L’Algérie devrait engranger 80 milliards de dollars en 2008
La flambée des cours du pétrole, qui ont dépassé le seuil record de 122 dollars avant-hier, ne semble pas près de s’arrêter. Ce qui constitue une aubaine pour l’Algérie qui va, une fois de plus cette année, engranger des recettes records qui pourront atteindre et même dépasser la barre de 80 milliards de dollars, contre près de 60 milliards l’année dernière, selon les estimations des experts.
La hausse des prix du pétrole a eu pour effet de doubler quasiment la valeur du baril de brut depuis un an et l’Algérie, à la faveur de cette hausse, voit son aisance financière se confirmer d’année en année. Mais cette flambée ne peut être perçue seulement comme une aubaine pour notre pays qui en tire l’avantage de voir ses recettes d’hydrocarbures croître sensiblement. Ces records qui s’enchaînent et qui remplissent bien les caisses de l’Etat ont, cependant, certaines répercussions négatives.
Le revers de la médaille est, en effet, que cette envolée des prix s’est accompagnée, entre autres, d’une hausse vertigineuse des cours des produits de base (huile, sucre, farine…) qui dépendent pour beaucoup de l’importation, conduisant inéluctablement à une érosion du pouvoir d’achat.
Pour l’économiste et consultant international, M. Abdelhak Lamiri, cette «inflation importée est à 80 % induite par la hausse des prix du pétrole du fait que ce dernier est utilisé pour la production. D’autre part, beaucoup de pays ont réduit les superficies consacrées à l’agriculture au profit de la production des biocarburants, pour réduire l’impact de la flambée des cours sur leurs économies».
Outre la réduction des surfaces agricoles, la hausse effrénée des prix du pétrole a également eu pour effet d’induire une augmentation de plus de 80 % des prix du fret, note le professeur Lamiri, selon lequel la conséquence sur l’Algérie se traduit par «un Etat de plus en plus riche, alors que le peuple s’appauvrit». Les recettes pétrolières sont aujourd’hui suffisamment importantes pour permettre à l’Etat de «consacrer une partie de cette plus-value à la stabilisation des prix des produits de base», selon notre économiste qui estime, dans ce cadre, que la proposition faite par les syndicats de créer un fonds de stabilisation des prix est très judicieuse. Certes, la hausse des recettes pétrolières qui pourraient avoisiner 80 milliards de dollars cette année, après avoir frôlé 20 milliards de dollars durant le premier trimestre, peut être relativisée en raison de la baisse, au même moment, du cours du dollar qui est la monnaie d’échange officielle pour le pétrole. Toutefois, selon M. Lamiri, on ne peut en aucun cas dire que l’augmentation des recettes est annihilée ou annulée par la baisse du dollar, car la progression de l’or noir est plus rapide que la dépréciation de la devise américaine. Et pour cause.

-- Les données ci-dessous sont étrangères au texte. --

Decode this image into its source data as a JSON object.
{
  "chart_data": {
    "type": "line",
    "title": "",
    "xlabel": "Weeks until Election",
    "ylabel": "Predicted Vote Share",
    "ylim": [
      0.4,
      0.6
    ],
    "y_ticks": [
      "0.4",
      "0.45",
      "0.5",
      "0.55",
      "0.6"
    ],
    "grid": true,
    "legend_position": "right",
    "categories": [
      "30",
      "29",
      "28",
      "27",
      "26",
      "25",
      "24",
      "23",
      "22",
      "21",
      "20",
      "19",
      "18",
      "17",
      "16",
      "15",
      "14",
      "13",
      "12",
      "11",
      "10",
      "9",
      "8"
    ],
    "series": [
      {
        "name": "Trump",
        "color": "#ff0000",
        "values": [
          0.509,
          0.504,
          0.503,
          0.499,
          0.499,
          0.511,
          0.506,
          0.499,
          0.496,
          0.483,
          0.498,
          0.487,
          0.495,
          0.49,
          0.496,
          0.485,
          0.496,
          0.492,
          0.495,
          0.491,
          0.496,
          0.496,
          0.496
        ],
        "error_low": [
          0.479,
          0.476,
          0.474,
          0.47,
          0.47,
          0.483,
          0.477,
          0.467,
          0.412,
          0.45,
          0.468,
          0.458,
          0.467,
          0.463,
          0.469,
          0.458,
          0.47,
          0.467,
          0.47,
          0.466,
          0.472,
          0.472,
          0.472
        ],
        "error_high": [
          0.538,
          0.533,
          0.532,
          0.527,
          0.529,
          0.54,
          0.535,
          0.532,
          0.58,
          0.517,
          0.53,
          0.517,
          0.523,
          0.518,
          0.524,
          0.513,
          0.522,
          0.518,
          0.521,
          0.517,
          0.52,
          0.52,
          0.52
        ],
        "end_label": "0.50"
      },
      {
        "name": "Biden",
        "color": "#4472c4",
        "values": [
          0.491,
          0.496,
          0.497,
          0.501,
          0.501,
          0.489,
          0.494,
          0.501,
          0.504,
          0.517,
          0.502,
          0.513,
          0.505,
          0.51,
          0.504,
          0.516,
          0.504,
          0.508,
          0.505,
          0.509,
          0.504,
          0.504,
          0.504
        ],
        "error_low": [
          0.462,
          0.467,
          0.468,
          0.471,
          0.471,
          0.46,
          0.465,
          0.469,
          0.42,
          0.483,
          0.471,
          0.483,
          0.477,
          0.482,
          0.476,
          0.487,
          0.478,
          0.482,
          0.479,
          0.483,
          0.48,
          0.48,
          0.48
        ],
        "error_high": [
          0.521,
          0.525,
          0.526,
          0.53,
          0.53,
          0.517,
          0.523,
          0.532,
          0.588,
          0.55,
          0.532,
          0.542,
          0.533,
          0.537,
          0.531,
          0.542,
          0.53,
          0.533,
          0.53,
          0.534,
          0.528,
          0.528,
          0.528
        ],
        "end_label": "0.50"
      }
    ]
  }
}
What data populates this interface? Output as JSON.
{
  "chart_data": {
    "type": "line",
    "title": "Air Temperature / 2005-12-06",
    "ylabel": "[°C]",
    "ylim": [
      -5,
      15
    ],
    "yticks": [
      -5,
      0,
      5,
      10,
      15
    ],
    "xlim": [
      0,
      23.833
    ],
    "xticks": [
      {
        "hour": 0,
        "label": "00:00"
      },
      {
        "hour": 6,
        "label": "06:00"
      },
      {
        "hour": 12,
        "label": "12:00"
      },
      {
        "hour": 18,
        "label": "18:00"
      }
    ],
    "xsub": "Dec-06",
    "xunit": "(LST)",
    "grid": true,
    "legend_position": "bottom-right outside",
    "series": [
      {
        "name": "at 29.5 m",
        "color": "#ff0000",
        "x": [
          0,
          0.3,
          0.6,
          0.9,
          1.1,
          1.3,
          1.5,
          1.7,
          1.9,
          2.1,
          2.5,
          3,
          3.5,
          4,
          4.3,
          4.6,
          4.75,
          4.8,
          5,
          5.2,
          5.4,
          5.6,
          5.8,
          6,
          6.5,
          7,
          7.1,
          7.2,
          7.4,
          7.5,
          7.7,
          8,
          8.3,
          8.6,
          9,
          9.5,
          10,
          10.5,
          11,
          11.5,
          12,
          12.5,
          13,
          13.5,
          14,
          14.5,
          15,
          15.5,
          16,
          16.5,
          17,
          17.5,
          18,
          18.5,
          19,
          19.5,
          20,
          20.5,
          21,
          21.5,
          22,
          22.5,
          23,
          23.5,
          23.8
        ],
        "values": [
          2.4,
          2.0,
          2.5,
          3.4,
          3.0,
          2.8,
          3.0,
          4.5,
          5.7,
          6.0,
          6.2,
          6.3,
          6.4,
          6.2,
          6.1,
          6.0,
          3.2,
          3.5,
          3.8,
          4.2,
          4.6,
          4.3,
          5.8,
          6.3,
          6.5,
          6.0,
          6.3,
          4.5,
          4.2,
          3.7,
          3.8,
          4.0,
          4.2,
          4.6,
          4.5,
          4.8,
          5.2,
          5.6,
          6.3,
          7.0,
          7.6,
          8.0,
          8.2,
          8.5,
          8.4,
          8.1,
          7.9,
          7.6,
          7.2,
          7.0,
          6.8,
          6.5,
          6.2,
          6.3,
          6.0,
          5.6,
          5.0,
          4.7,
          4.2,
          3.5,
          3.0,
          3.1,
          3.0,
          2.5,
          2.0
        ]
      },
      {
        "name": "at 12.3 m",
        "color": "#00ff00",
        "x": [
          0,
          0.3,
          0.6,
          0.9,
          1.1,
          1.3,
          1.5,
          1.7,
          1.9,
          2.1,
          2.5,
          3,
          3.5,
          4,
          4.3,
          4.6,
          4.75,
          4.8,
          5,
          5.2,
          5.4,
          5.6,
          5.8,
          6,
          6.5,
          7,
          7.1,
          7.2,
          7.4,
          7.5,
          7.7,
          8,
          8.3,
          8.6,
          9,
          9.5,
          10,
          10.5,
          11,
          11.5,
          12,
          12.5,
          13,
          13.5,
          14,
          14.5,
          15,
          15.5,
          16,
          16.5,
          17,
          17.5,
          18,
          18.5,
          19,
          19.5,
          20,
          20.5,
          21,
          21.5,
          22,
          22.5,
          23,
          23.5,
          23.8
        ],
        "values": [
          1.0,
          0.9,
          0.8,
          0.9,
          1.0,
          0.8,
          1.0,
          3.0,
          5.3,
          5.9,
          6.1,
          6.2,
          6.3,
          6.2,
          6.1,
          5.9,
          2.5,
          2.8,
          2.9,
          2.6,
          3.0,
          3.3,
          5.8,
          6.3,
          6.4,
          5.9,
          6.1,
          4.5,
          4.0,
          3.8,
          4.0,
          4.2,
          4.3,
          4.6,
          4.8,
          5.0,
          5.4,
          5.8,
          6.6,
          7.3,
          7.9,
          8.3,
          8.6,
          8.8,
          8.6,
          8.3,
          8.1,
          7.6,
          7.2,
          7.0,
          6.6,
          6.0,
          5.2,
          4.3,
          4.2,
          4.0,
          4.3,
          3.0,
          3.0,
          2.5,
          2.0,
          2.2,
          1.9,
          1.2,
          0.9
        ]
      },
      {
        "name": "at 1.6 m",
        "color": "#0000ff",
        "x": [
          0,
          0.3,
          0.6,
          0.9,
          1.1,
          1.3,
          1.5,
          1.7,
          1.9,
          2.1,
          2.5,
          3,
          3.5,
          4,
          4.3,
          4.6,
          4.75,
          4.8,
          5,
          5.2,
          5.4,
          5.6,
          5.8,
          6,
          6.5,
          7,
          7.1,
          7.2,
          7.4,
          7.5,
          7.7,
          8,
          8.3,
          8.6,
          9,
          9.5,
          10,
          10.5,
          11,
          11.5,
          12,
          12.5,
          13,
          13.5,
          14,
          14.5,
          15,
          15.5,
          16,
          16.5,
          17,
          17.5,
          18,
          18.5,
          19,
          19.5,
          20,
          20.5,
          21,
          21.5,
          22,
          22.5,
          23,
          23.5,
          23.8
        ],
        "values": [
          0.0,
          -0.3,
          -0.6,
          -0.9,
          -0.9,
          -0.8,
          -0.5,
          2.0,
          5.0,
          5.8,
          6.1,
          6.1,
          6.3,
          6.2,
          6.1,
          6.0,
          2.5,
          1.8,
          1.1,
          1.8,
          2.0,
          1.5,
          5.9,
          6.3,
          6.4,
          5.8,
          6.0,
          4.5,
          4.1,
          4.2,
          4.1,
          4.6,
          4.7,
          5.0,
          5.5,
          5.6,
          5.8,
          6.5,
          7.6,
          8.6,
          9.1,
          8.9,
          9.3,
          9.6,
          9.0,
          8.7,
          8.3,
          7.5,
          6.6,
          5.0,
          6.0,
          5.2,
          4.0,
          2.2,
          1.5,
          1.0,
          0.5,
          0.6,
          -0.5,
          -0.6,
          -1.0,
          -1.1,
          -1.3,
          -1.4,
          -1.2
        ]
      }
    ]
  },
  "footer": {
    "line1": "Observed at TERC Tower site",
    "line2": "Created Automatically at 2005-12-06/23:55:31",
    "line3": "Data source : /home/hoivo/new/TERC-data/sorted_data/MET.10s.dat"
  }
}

En trois ans, explique l’économiste, «la valeur du pétrole a gagné entre 60 et 70 %, alors que le dollar a perdu entre 25 et 30 % de sa valeur». En conséquence, on peut considérer qu’en dépit de la dégradation de la valeur du dollar, «nos recettes d’hydrocarbures augmentent tout de même de 30 %», selon M. Lamiri. L’Algérie n’envisage pas pour le moment de facturer ses exportations pétrolières en euros pour limiter les pertes, à la différence du Venezuela qui a annoncé avoir mis à l’essai des contrats pétroliers libellés en euros pour faire face à la chute du dollar.
Une arme à double tranchant
Mais pour le professeur Lamiri, «le problème de l’économie algérienne n’est pas la baisse du dollar ou la hausse du pétrole, c’est un problème de productivité d’entreprise, de stratégie de développement, de gestion de l’économie et de promotion de la ressource humaine».
Et au-delà de la hausse des revenus pétroliers, l’Algérie continuera, selon lui, à essuyer les contrecoups de la flambée des cours du pétrole tant qu’une solution de fonds n’aura pas été trouvée pour faire face aux situations conjoncturelles.
Soulignons que, selon des estimations de l’administration américaine d’information sur l’énergie (EIA), l’Organisation des pays exportateurs de pétrole (OPEP) pourrait engranger des recettes de l’ordre de 927 milliards de dollars cette année, contre 676 milliards en 2007 (dont 190 milliards pour la seule Arabie saoudite), soit une hausse de 10 %. L’OPEP ne prévoit, quant à elle, que 850 milliards de dollars de revenu en 2008. Pour 2009, l’EIA estime que les pays de l’organisation pétrolière verront leurs recettes tomber à 830 milliards de dollars. S. B.